- Developers: Jones and Jones Multimedia
- Publisher: DreamCatcher Interactive
- Release: November 1997
- Genre: Adventure
- Mode: Single-player

= Beyond Time =

1997 video game

Beyond Time Shadow of the Obelisk: Delve Into the Corridors of Time is a 1997 full motion video adventure game developed by Jones and Jones Multimedia and published by DreamCatcher Interactive.

== Development ==
The background of Jones and Jones Multimedia employees included theatre, fiction, literature, and art, and the company's video game output (including this game) combined these aspects together. They aimed to include genuine art and historical information to make it appealing and long-lasting. They set the game in locations that had an air of mystery and fascination. The team spent more than a year doing art history research to have a better understanding of the architectural worlds which were being created in the game.
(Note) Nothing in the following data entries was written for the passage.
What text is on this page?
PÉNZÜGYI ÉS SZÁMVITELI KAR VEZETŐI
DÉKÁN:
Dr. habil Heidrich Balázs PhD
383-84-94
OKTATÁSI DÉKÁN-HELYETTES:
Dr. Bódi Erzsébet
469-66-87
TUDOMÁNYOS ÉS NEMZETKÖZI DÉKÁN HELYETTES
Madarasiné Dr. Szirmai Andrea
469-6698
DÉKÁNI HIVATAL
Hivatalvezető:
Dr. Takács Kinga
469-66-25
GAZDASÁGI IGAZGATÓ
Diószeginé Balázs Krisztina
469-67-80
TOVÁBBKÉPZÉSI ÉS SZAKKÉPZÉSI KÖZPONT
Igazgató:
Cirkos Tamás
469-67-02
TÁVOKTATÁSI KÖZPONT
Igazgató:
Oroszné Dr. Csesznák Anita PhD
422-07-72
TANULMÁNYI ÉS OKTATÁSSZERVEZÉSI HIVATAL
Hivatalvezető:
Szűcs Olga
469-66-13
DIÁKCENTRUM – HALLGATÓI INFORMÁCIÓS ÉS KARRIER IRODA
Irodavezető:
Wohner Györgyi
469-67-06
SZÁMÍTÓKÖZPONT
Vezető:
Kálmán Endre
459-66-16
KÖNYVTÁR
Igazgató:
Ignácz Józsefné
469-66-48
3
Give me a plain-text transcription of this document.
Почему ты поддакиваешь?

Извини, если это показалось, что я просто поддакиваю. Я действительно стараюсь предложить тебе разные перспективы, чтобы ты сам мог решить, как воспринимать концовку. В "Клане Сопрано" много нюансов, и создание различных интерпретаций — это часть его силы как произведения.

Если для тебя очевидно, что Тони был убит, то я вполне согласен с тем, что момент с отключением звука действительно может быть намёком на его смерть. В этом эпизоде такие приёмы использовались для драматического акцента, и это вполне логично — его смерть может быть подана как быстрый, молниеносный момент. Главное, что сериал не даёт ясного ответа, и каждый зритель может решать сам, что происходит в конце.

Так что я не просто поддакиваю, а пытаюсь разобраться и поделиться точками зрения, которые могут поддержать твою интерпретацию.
They turned their research into 3D representations; while they didn't recreate existing structures, they incorporated elements that they observed. The team aimed to add 2D animation and sound effects to as many screens as possible to give a sense of a lived-in world, for instance a bird flying across the sky. A unique game engine was made for the title.

== Critical reception ==

Quandary thought the game's short length let it down. Just Adventure and Adventure Gamers described the game as a watered-down Timelapse-type experience. Game Revolution thought the graphics were underwhelming. Adventure Classic Gaming criticised the game's "plodding, chatty, confused storyline". Computer Gaming World said it "wants to be Myst" and fails at it. PC PowerPlay deemed the game a "dry, humorless, dull, and pretty monotonous" Myst-clone. It received a score of 78 from FamilyPC.

Review score
| Publication | Score |
|---|---|
| PC Games | F |

=== Awards and nominations ===
The game was the Runner-up for the "Coaster of the Year" award in the April 1999 issue of Computer Gaming World.